@Isaac, I have to agree with you.
The point of our justice system is that a personally affected party cannot be a member of the group that metes out justice, for that would make it revenge. The entire idea of justice is that it MUST be impartial. In our USA system, the few times I've actually served on a jury, the judge polled the jury for their knowledge of the defendant, the events in question, the witnesses, other jurors, and members of the court. In one case, we were even asked if we knew anyone who had been raped, since the case included ra** as one of its charges. Though it is hard to assure, the point was clear. The fairness of the result depends on the fairness of how you get the result.
All too often, people talk about wanting justice when the truth is that they really want revenge. You hear it in the wailing relatives of yet another killing among impoverished neighborhoods. I can understand why there is a Biblical admonition about vengeance. Another Biblical admonition, "let the punishment fit the crime" (though not exactly how the phrase was initially used), depends on there being nothing personal involved in delivering justice. Otherwise "an eye for an eye" quickly becomes "your life for a minor scratch" or something extreme like that.
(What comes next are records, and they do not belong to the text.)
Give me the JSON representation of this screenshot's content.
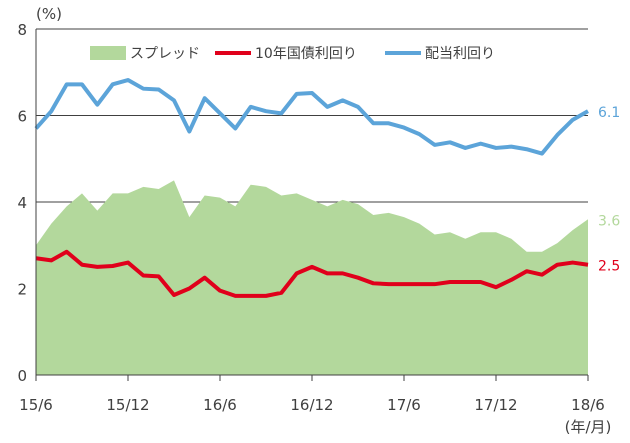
{
  "chart_data": {
    "type": "line",
    "y_unit_label": "(%)",
    "x_unit_label": "(年/月)",
    "ylim": [
      0,
      8
    ],
    "y_ticks": [
      "0",
      "2",
      "4",
      "6",
      "8"
    ],
    "x_range": [
      0,
      36
    ],
    "x_ticks": [
      {
        "x": 0,
        "label": "15/6"
      },
      {
        "x": 6,
        "label": "15/12"
      },
      {
        "x": 12,
        "label": "16/6"
      },
      {
        "x": 18,
        "label": "16/12"
      },
      {
        "x": 24,
        "label": "17/6"
      },
      {
        "x": 30,
        "label": "17/12"
      },
      {
        "x": 36,
        "label": "18/6"
      }
    ],
    "grid": "horizontal",
    "legend_position": "top",
    "x": [
      0,
      1,
      2,
      3,
      4,
      5,
      6,
      7,
      8,
      9,
      10,
      11,
      12,
      13,
      14,
      15,
      16,
      17,
      18,
      19,
      20,
      21,
      22,
      23,
      24,
      25,
      26,
      27,
      28,
      29,
      30,
      31,
      32,
      33,
      34,
      35,
      36
    ],
    "series": [
      {
        "name": "スプレッド",
        "kind": "area",
        "color": "#b3d89c",
        "values": [
          3.0,
          3.5,
          3.9,
          4.2,
          3.8,
          4.2,
          4.2,
          4.35,
          4.3,
          4.5,
          3.65,
          4.15,
          4.1,
          3.9,
          4.4,
          4.35,
          4.15,
          4.2,
          4.05,
          3.9,
          4.05,
          3.95,
          3.7,
          3.75,
          3.65,
          3.5,
          3.25,
          3.3,
          3.15,
          3.3,
          3.3,
          3.15,
          2.85,
          2.85,
          3.05,
          3.35,
          3.6
        ],
        "end_label": "3.6"
      },
      {
        "name": "10年国債利回り",
        "kind": "line",
        "color": "#e0001b",
        "values": [
          2.7,
          2.65,
          2.85,
          2.55,
          2.5,
          2.52,
          2.6,
          2.3,
          2.28,
          1.85,
          2.0,
          2.25,
          1.95,
          1.83,
          1.83,
          1.83,
          1.9,
          2.35,
          2.5,
          2.35,
          2.35,
          2.25,
          2.12,
          2.1,
          2.1,
          2.1,
          2.1,
          2.15,
          2.15,
          2.15,
          2.03,
          2.2,
          2.4,
          2.32,
          2.55,
          2.6,
          2.55
        ],
        "end_label": "2.5"
      },
      {
        "name": "配当利回り",
        "kind": "line",
        "color": "#5ca4d9",
        "values": [
          5.7,
          6.1,
          6.72,
          6.72,
          6.25,
          6.72,
          6.82,
          6.62,
          6.6,
          6.35,
          5.63,
          6.4,
          6.05,
          5.7,
          6.2,
          6.1,
          6.05,
          6.5,
          6.52,
          6.2,
          6.35,
          6.2,
          5.82,
          5.82,
          5.72,
          5.57,
          5.32,
          5.38,
          5.25,
          5.35,
          5.25,
          5.28,
          5.22,
          5.12,
          5.55,
          5.9,
          6.1
        ],
        "end_label": "6.1"
      }
    ]
  }
}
And again, if you let personalities in during sentencing, it becomes vengeance instead of justice.
An oddity regarding justice is that if anyone is sent to prison as a child molester, their time will be a continual Hell because even criminals hate the child molesters. They punish the so-called "short eyes" (to our UK friends, that is prison slang for child molesters) with beatings, stabbings, stompings, and many other types of harsh treatment. I cannot give you overall statistics because they are published state-by-state, but for California, child molesters die in prison at a rate twice that of any other type of prisoner. However, it is usually a case of impartial justice because I guess even totally unrelated prisoners have their standards about whom they allow in their "society."
There was a 1950s movie that was a classic in its day and still has its moments now.
The Day the Earth Stood Still was drawn from a short story "Farewell to the Master" in which a space-faring robot is the judge, jury, and executioner even though a person accompanies the robot to act as its spokesperson. It is relevant to the discussion because in that story, it was revealed that the robots were created to be totally dispassionate, logical, and swift in delivering justice. It was in that sense clearly based on the USA ideal of justice even though we know that errors sometimes occur. There is another discussion or two on this forum relating to emerging AI and how it affects society. How long do you think it would be before we get an AI judge?